The President of the United States Is Out of Control
Trump has threatened war against allies, undermined courts, and menaced the independence of the Federal Reserve. The United States Is in freefall.
Brian Daitzman is the Editor of The Intellectualist. Subscribe to his Substack.
This is how complex systems collapse. Not from a single failure, but when multiple stabilizing institutions are pressured at the same time. The president has threatened allies, undermined courts, pressured the Federal Reserve, destabilized markets, and eroded trust at home and abroad—simultaneously. In such systems, failure does not require everything to break. One critical stabilizer giving way is enough. And the most dangerous signal is that none are now treated as off-limits.
The most dangerous moment in a complex system is not collapse itself, but the loss of restraint—the point at which mechanisms designed to absorb shock instead begin to generate it. That is the moment the United States has entered.
This is not a story about one policy failure or one shocking statement. It is about simultaneity.
In a matter of weeks, the president has threatened allies, undermined judicial authority, pressured the central bank, inflamed domestic law-enforcement controversies, and shaken global confidence in American commitments. These events are not isolated. They are overlapping stresses applied to the institutions meant to prevent cascading failure.

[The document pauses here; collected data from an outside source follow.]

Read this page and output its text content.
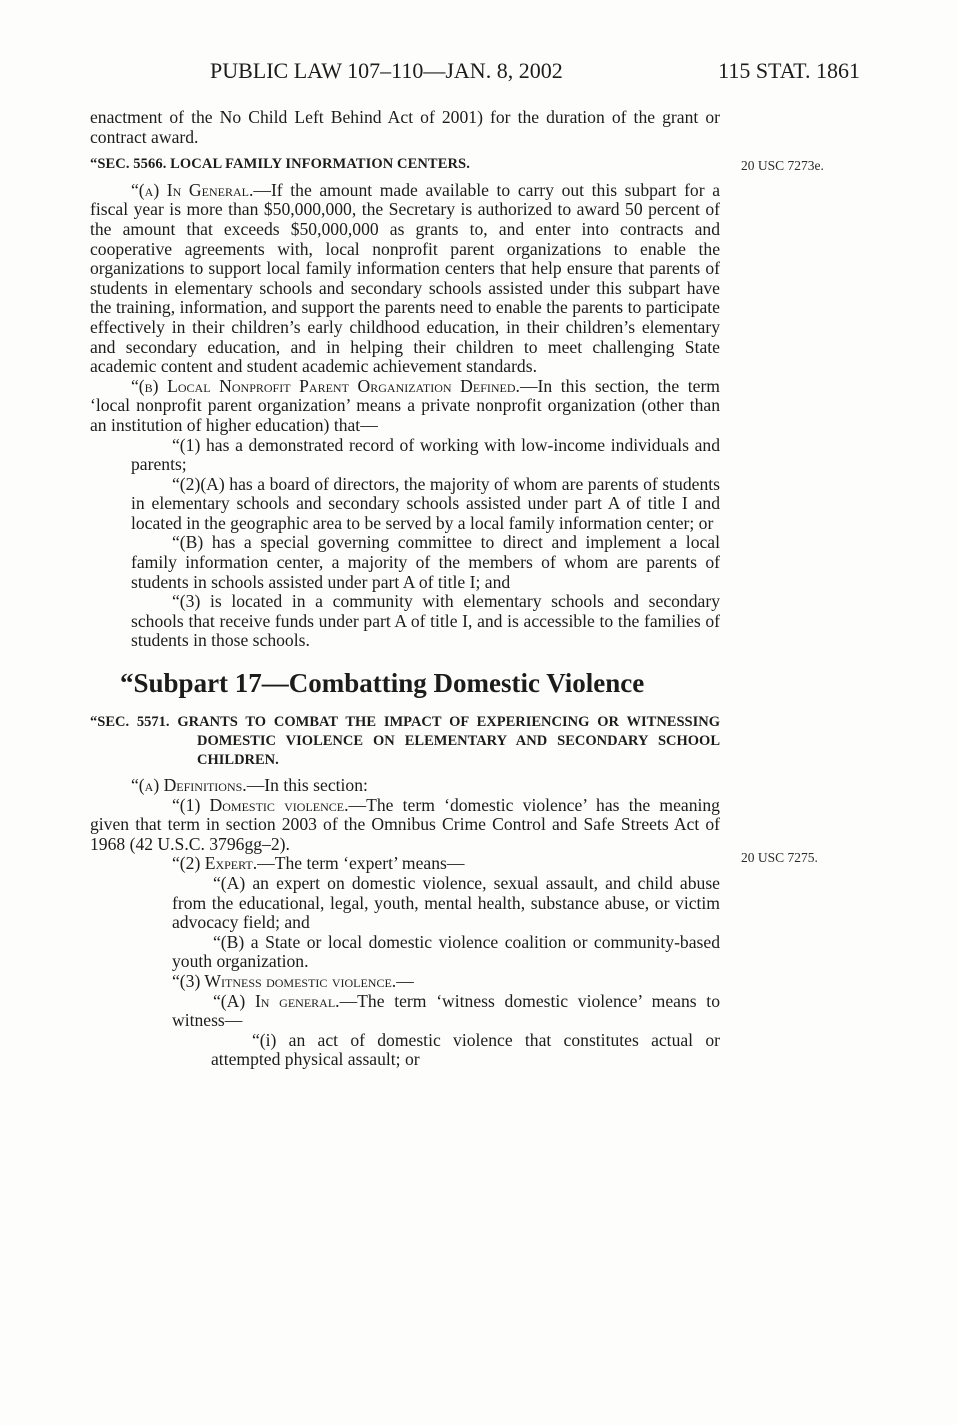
PUBLIC LAW 107–110—JAN. 8, 2002	115 STAT. 1861
20 USC 7273e.
20 USC 7275.

enactment of the No Child Left Behind Act of 2001) for the duration of the grant or contract award.

“SEC. 5566. LOCAL FAMILY INFORMATION CENTERS.

“(a) In General.—If the amount made available to carry out this subpart for a fiscal year is more than $50,000,000, the Secretary is authorized to award 50 percent of the amount that exceeds $50,000,000 as grants to, and enter into contracts and cooperative agreements with, local nonprofit parent organizations to enable the organizations to support local family information centers that help ensure that parents of students in elementary schools and secondary schools assisted under this subpart have the training, information, and support the parents need to enable the parents to participate effectively in their children’s early childhood education, in their children’s elementary and secondary education, and in helping their children to meet challenging State academic content and student academic achievement standards.

“(b) Local Nonprofit Parent Organization Defined.—In this section, the term ‘local nonprofit parent organization’ means a private nonprofit organization (other than an institution of higher education) that—

“(1) has a demonstrated record of working with low-income individuals and parents;

“(2)(A) has a board of directors, the majority of whom are parents of students in elementary schools and secondary schools assisted under part A of title I and located in the geographic area to be served by a local family information center; or

“(B) has a special governing committee to direct and implement a local family information center, a majority of the members of whom are parents of students in schools assisted under part A of title I; and

“(3) is located in a community with elementary schools and secondary schools that receive funds under part A of title I, and is accessible to the families of students in those schools.

“Subpart 17—Combatting Domestic Violence

“SEC. 5571. GRANTS TO COMBAT THE IMPACT OF EXPERIENCING OR WITNESSING DOMESTIC VIOLENCE ON ELEMENTARY AND SECONDARY SCHOOL CHILDREN.

“(a) Definitions.—In this section:

“(1) Domestic violence.—The term ‘domestic violence’ has the meaning given that term in section 2003 of the Omnibus Crime Control and Safe Streets Act of 1968 (42 U.S.C. 3796gg–2).

“(2) Expert.—The term ‘expert’ means—

“(A) an expert on domestic violence, sexual assault, and child abuse from the educational, legal, youth, mental health, substance abuse, or victim advocacy field; and

“(B) a State or local domestic violence coalition or community-based youth organization.

“(3) Witness domestic violence.—

“(A) In general.—The term ‘witness domestic violence’ means to witness—

“(i) an act of domestic violence that constitutes actual or attempted physical assault; or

By simultaneity, this essay does not mean coincidence or a crowded news cycle. It refers to a specific systems condition: multiple stabilizing institutions placed under acute stress at the same time, without recovery intervals, such that stress in one domain amplifies stress in others before correction can occur. Sequential crises can be absorbed. Simultaneous ones overwhelm. When courts, markets, alliances, and enforcement norms are all pressured concurrently, risk stops accumulating linearly and begins compounding.
The clearest illustration of this loss of restraint is the episode involving the Federal Reserve—not because it is the most dramatic act, but because it demonstrates that no stabilizing institution is now treated as untouchable. When Federal Reserve Chair Jerome Powell says that Department of Justice actions were used as pressure on interest-rate policy, the significance is structural, not personal.

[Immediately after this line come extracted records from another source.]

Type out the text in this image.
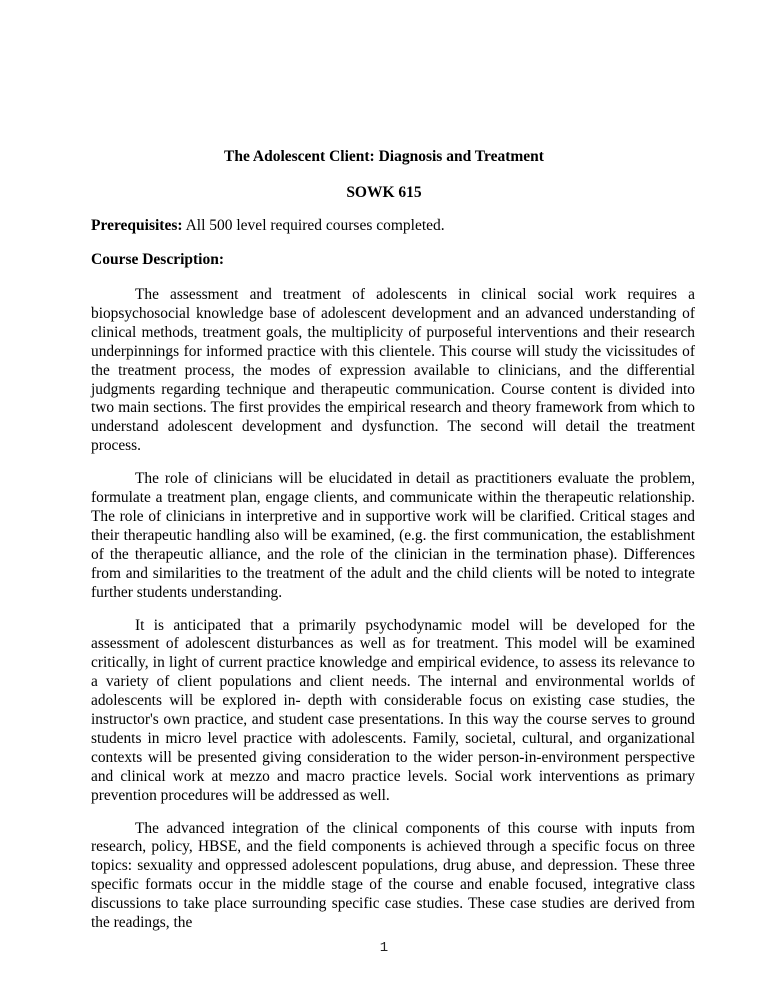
The Adolescent Client: Diagnosis and Treatment
SOWK 615
Prerequisites: All 500 level required courses completed.
Course Description:

The assessment and treatment of adolescents in clinical social work requires a biopsychosocial knowledge base of adolescent development and an advanced understanding of clinical methods, treatment goals, the multiplicity of purposeful interventions and their research underpinnings for informed practice with this clientele. This course will study the vicissitudes of the treatment process, the modes of expression available to clinicians, and the differential judgments regarding technique and therapeutic communication. Course content is divided into two main sections. The first provides the empirical research and theory framework from which to understand adolescent development and dysfunction. The second will detail the treatment process.

The role of clinicians will be elucidated in detail as practitioners evaluate the problem, formulate a treatment plan, engage clients, and communicate within the therapeutic relationship. The role of clinicians in interpretive and in supportive work will be clarified. Critical stages and their therapeutic handling also will be examined, (e.g. the first communication, the establishment of the therapeutic alliance, and the role of the clinician in the termination phase). Differences from and similarities to the treatment of the adult and the child clients will be noted to integrate further students understanding.

It is anticipated that a primarily psychodynamic model will be developed for the assessment of adolescent disturbances as well as for treatment. This model will be examined critically, in light of current practice knowledge and empirical evidence, to assess its relevance to a variety of client populations and client needs. The internal and environmental worlds of adolescents will be explored in- depth with considerable focus on existing case studies, the instructor's own practice, and student case presentations. In this way the course serves to ground students in micro level practice with adolescents. Family, societal, cultural, and organizational contexts will be presented giving consideration to the wider person-in-environment perspective and clinical work at mezzo and macro practice levels. Social work interventions as primary prevention procedures will be addressed as well.

The advanced integration of the clinical components of this course with inputs from research, policy, HBSE, and the field components is achieved through a specific focus on three topics: sexuality and oppressed adolescent populations, drug abuse, and depression. These three specific formats occur in the middle stage of the course and enable focused, integrative class discussions to take place surrounding specific case studies. These case studies are derived from the readings, the

1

Central-bank independence is not a courtesy. It is financial infrastructure—the shared assumption that the price of money will not be set by executive impulse. Undermine that assumption and uncertainty propagates instantly through bond markets, mortgages, pensions, currencies, and sovereign debt. There is no redundancy for the Federal Reserve.

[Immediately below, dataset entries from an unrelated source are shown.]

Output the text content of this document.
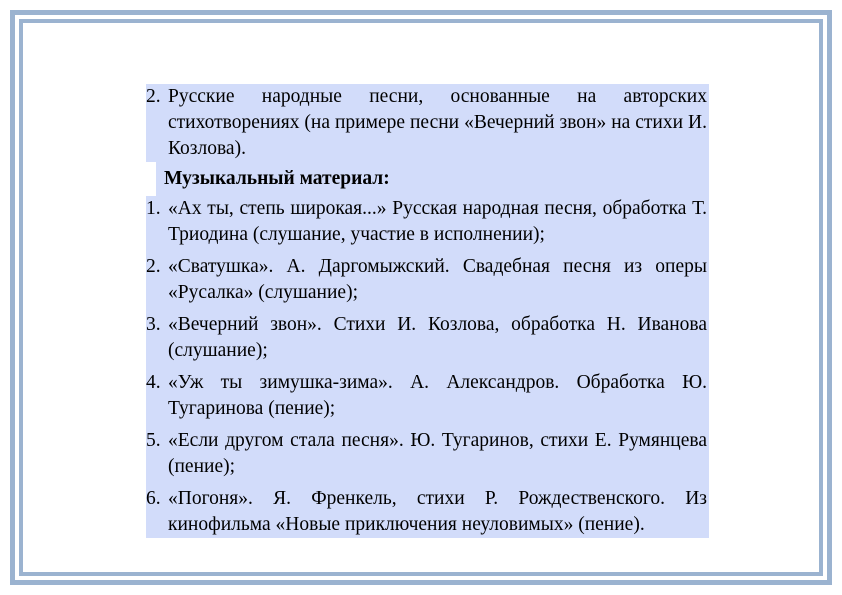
2. Русские народные песни, основанные на авторских стихотворениях (на примере песни «Вечерний звон» на стихи И. Козлова).
Музыкальный материал:
1. «Ах ты, степь широкая...» Русская народная песня, обработка Т. Триодина (слушание, участие в исполнении);
2. «Сватушка». А. Даргомыжский. Свадебная песня из оперы «Русалка» (слушание);
3. «Вечерний звон». Стихи И. Козлова, обработка Н. Иванова (слушание);
4. «Уж ты зимушка-зима». А. Александров. Обработка Ю. Тугаринова (пение);
5. «Если другом стала песня». Ю. Тугаринов, стихи Е. Румянцева (пение);
6. «Погоня». Я. Френкель, стихи Р. Рождественского. Из кинофильма «Новые приключения неуловимых» (пение).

The Fed exists because the United States learned, painfully, what happens when monetary policy is subordinated to politics. After the Panic of 1907, Congress created a central bank insulated from short-term power to prevent recurring crises. Its mandate—price stability and maximum employment—was designed to limit discretion, not empower it. Stability, not speed, is the objective.
That stabilizing role is now under strain. Tariffs function as regressive taxes, raising prices across supply chains and increasing inflationary pressure. Political demands for lower interest rates in such conditions create the risk of stagflation—high prices paired with low growth—one of the most destructive macroeconomic outcomes a society can face. The Fed’s ability to respond is further constrained by already-elevated rates, leaving less room to maneuver than in past crises.
What distinguishes monetary credibility from other institutions is transmission speed. Courts erode slowly. Alliances fray politically. Law-enforcement legitimacy degrades unevenly. Monetary trust reprices immediately. Markets do not wait for elections or investigations. Once confidence falters, feedback loops become global.
The consequences do not stop at U.S. borders. American financial markets anchor the global system. If investors begin to doubt U.S. monetary governance, they demand higher yields to compensate for political risk. Higher yields raise debt-financing costs. Higher costs force fiscal contraction or inflationary monetization. Either path lowers living standards. Falling living standards erode legitimacy. Legitimacy loss weakens alliances. Alliance weakness raises security risk. A localized shock becomes a generalized crisis.